A Review of AI-enabled Routing Protocols for UAV Networks: Trends, Challenges, and Future Outlook

Unmanned Aerial Vehicles (UAVs), as a recently emerging technology, enabled a new breed of unprecedented applications in different domains. This technology's ongoing trend is departing from large remotely-controlled drones to networks of small autonomous drones to collectively complete intricate tasks time and cost-effectively. An important challenge is developing efficient sensing, communication, and control algorithms that can accommodate the requirements of highly dynamic UAV networks with heterogeneous mobility levels. Recently, the use of Artificial Intelligence (AI) in learning-based networking has gained momentum to harness the learning power of cognizant nodes to make more intelligent networking decisions. An important example of this trend is developing learning-powered routing protocols, where machine learning methods are used to model and predict topology evolution, channel status, traffic mobility, and environmental factors for enhanced routing. This paper reviews AI-enabled routing protocols designed primarily for aerial networks, with an emphasis on accommodating highly-dynamic network topology. To this end, we review the basics of UAV technology, different approaches to swarm formation, and commonly-used mobility models, along with their impact on networking paradigms. We proceed with reviewing conventional and AI-enabled routing protocols, including topology-predictive and self-adaptive learning-based routing algorithms.
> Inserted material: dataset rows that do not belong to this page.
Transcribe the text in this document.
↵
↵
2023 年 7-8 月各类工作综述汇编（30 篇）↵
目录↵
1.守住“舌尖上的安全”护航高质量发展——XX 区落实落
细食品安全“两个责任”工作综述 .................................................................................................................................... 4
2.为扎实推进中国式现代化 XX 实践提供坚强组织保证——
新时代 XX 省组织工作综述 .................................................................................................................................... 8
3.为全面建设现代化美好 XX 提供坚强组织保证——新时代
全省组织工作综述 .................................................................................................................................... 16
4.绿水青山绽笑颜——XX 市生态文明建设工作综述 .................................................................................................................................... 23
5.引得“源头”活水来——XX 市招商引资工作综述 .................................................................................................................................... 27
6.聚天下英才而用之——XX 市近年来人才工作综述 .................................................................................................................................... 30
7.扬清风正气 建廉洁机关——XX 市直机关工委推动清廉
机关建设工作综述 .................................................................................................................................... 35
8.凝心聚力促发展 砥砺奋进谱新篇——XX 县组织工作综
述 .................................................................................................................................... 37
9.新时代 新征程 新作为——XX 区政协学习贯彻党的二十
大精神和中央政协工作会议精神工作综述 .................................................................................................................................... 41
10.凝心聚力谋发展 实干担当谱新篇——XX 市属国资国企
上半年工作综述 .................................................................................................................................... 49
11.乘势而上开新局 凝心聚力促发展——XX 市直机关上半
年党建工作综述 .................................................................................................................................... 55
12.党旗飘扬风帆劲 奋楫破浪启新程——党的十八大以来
We also discuss tools, simulation environments, remote experimentation platforms, and public datasets that can be used for developing and testing AI-enabled networking protocols for UAV networks. We conclude by presenting future trends, and the remaining challenges in AI-based UAV Networking, for different aspects of routing, connectivity, topology control, security and privacy, energy efficiency, and spectrum sharing.